I mean, otherwise, look at the man in that interview, wearing a long tie to boast about his possession of a penis. Disgusting. Maybe we need workplace regulations that prohibit ties, pants, and stereotypically masculine hair styles in the office.
Consider: We have rejected traditional sexist proprieties that forbade coarse language in front of “the ladies,” yet a man can now be fired for telling a crude joke that offends a female co-worker. Calling women “the weaker sex” would be considered shockingly retrograde, yet ambivalent sexual encounters are easily recast as violations of women, with men presumed entirely responsible for ensuring consent. Workplace romances abound, yet flirting could be one step away from someone’s idea of sexual harassment.
I thought this was enlightening, although perhaps not in the way Young intended. Go ahead, take a look at the link she gives for some radio hosts getting fired for telling a crude joke that offends a woman. The story actually says there were “multiple complaints against both hosts over the course of more than a dozen years” and that there were many “allegations of inappropriate comments and bullying”.
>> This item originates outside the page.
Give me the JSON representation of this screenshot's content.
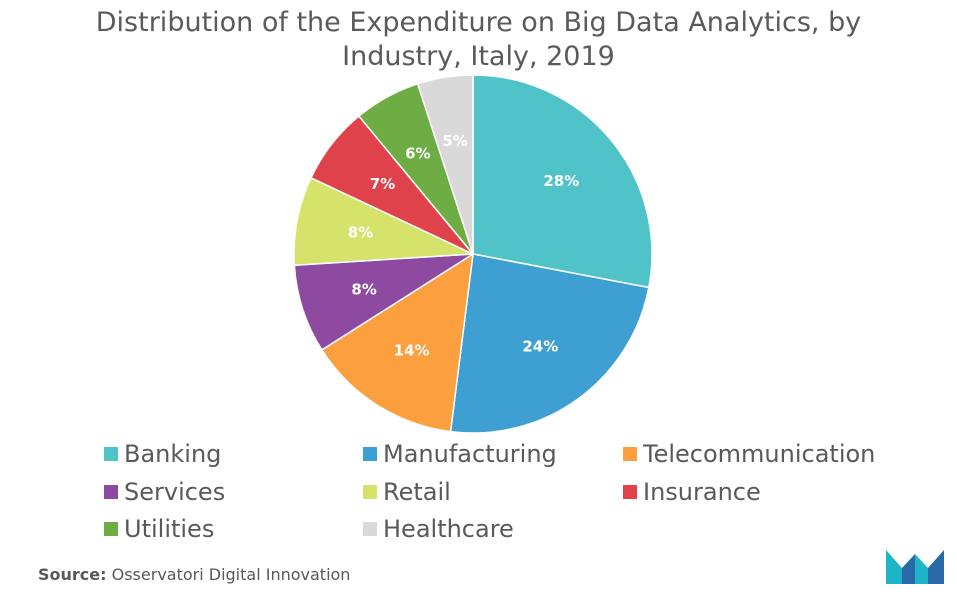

This kind of minimizing is a common strategy by the anti-feminists. A pattern of frequent abuse and belittling behavior is recast as a one-off incident, and a man is being punished for a brief mistake. But that’s not the case. In her example, these men had multiple warnings and explicit prior actions to change their behaviors. One was given “one-on-one anti-harassment training for him and a warning…that he was creating an uncomfortable work environment”, which is a darned serious step to take prior to their firing. These were apparently popular radio hosts, so the station wasn’t going to fire them on a whim — there was sustained provocation.
But sure, it was just a crude joke.
The conclusion of Young’s piece is blatantly dishonest, and I’m surprised no editor caught it and said they couldn’t possibly publish this lie.
For all its successes, contemporary feminism’s main message to men is not one of equal partnership. Rather, it’s: Repent, abase yourself, and be an obedient feminist ally — and we still won’t trust you. It’s no wonder that Peterson has found an eager audience in this climate. If feminists don’t like his message, they should offer a better one.
Wow. First she says the message of feminism is
Repent, abase yourself, and be an obedient feminist ally — it isn’t, by the way, and it’s nothing but the ridiculous faux feminism Young always bashes — and then she blames feminism for having a poor message, when the message is purely hers.
How about if we ask a real feminist, someone like bell hooks, for instance, what the real message of feminism is?
Simply put, feminism is a movement to end sexism, sexist exploitation, and oppression.
But maybe she thinks men are supposed to abase themselves and be obedient?
When men embrace feminist thinking and preactice, which emphasizes the value of mutual growth and self-actualization in all relationships, their emotional well-being will be enhanced. A genuine feminist politics always brings us from bondage to freedom, from lovelessness to loving.
It seems to me that feminism already has a better message than that bullshit Cathy Young makes up. It’s definitely a lot better than the nonsense Jordan Peterson peddles.